What Crawl Strategy Means for SEO: Why Some Pages Get Indexed in Hours and Others Wait Months
Googlebot's behavior approximates a priority-weighted BFS. URLs with strong link signals (high internal PageRank, many external inbound links, recent sitemap submission) receive high crawl priority and get fetched within minutes or hours of being published or updated. URLs sitting many clicks from any well-linked page may wait in Googlebot's queue for days or weeks.[3]Source 3Cho, J., Garcia-Molina, H., and Page, L. (1998). "Efficient Crawling Through URL Ordering." Computer Networks and ISDN Systems, 30(1-7):161-172.View source
According to crawl prioritization analysis from multiple SEO research sources, the gap is not marginal. A high-priority URL can be crawled within minutes of publication; a low-priority URL on a poorly-linked site can wait weeks without ever being fetched in a given crawl cycle.
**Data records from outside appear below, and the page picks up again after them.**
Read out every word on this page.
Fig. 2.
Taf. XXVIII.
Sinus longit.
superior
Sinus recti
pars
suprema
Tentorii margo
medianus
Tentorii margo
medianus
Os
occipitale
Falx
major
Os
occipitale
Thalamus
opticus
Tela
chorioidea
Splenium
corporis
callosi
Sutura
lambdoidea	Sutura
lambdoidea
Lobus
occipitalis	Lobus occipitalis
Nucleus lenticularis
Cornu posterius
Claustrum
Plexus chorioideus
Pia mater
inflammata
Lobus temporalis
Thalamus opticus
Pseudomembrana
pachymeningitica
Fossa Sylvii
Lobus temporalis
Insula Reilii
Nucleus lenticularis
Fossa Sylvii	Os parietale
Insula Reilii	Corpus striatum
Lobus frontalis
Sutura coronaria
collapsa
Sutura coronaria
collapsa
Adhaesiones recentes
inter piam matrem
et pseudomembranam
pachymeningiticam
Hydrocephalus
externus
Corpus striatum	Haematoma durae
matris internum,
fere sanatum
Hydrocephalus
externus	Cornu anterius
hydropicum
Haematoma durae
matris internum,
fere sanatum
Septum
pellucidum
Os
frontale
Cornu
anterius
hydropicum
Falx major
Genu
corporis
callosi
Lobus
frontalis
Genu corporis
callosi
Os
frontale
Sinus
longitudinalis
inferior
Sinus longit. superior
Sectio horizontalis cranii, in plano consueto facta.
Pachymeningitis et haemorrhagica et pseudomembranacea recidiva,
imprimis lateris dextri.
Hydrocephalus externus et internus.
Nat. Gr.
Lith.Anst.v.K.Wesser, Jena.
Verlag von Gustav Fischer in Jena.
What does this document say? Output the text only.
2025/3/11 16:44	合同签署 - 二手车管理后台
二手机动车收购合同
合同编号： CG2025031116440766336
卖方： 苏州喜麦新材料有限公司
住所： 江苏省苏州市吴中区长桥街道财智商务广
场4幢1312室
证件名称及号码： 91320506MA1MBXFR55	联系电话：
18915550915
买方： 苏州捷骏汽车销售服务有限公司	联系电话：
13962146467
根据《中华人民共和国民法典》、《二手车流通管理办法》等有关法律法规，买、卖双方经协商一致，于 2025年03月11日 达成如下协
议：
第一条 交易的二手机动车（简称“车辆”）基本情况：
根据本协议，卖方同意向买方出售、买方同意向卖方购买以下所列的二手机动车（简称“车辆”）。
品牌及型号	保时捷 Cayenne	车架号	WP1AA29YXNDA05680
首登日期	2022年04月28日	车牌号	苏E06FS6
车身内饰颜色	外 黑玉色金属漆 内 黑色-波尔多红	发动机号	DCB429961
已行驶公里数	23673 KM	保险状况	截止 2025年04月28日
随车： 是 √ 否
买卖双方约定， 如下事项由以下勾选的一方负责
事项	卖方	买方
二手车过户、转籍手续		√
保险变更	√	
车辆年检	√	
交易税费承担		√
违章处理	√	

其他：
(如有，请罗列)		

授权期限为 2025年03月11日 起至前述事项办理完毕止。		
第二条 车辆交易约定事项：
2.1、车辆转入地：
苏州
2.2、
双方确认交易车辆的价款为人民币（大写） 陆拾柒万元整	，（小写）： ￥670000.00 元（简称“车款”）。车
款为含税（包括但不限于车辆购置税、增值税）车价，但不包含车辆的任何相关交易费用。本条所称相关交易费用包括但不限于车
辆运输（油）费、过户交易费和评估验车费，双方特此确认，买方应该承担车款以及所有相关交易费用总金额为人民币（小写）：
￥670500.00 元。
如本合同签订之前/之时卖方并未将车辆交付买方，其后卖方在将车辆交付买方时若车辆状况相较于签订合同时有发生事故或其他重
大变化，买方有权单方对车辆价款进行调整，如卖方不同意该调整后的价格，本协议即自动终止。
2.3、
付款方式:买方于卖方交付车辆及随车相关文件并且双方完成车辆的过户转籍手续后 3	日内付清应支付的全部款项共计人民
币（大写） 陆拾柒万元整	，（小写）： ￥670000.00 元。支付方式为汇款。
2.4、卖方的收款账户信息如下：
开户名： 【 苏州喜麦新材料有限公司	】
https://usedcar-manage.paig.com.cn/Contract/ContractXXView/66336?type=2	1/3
Three site architecture decisions follow directly from understanding BFS-like crawl strategy:
Link depth. Pages more than three clicks from the homepage sit at deep queue levels in a BFS system. Googlebot's crawl budget is not unlimited. Pages that matter (product pages, pillar content, high-converting landing pages) should be reachable within three clicks from a well-linked page.
Internal link clustering. Focused crawlers and priority-BFS systems alike score link neighborhoods. A cluster of topically related pages that all link to each other signals strong relevance and improves crawl priority for the entire group. This is why internal linking is a crawl architecture decision, not merely a UX decision.
XML sitemaps as a queue bypass. A sitemap submitted to Search Console injects URLs directly into Google's crawl queue, bypassing the link-following mechanism entirely. For new content with no established inbound links, sitemap submission is the only reliable path into the BFS frontier before the normal link-following cycle would naturally reach the page.
Sources
Najork, M., and Wiener, J.L. (2001). "Breadth-First Crawling Yields High-Quality Pages." Proceedings of the 10th International Conference on World Wide Web (WWW '01), pp. 114-118. ACM.
Chakrabarti, S., van den Berg, M., and Dom, B. (1999). "Focused Crawling: A New Approach to Topic-Specific Web Resource Discovery." Computer Networks, 31:1623-1640. Elsevier.
Cho, J., Garcia-Molina, H., and Page, L. (1998). "Efficient Crawling Through URL Ordering." Computer Networks and ISDN Systems, 30(1-7):161-172.
Apache Nutch Project. Nutch2Crawling documentation. Apache Software Foundation.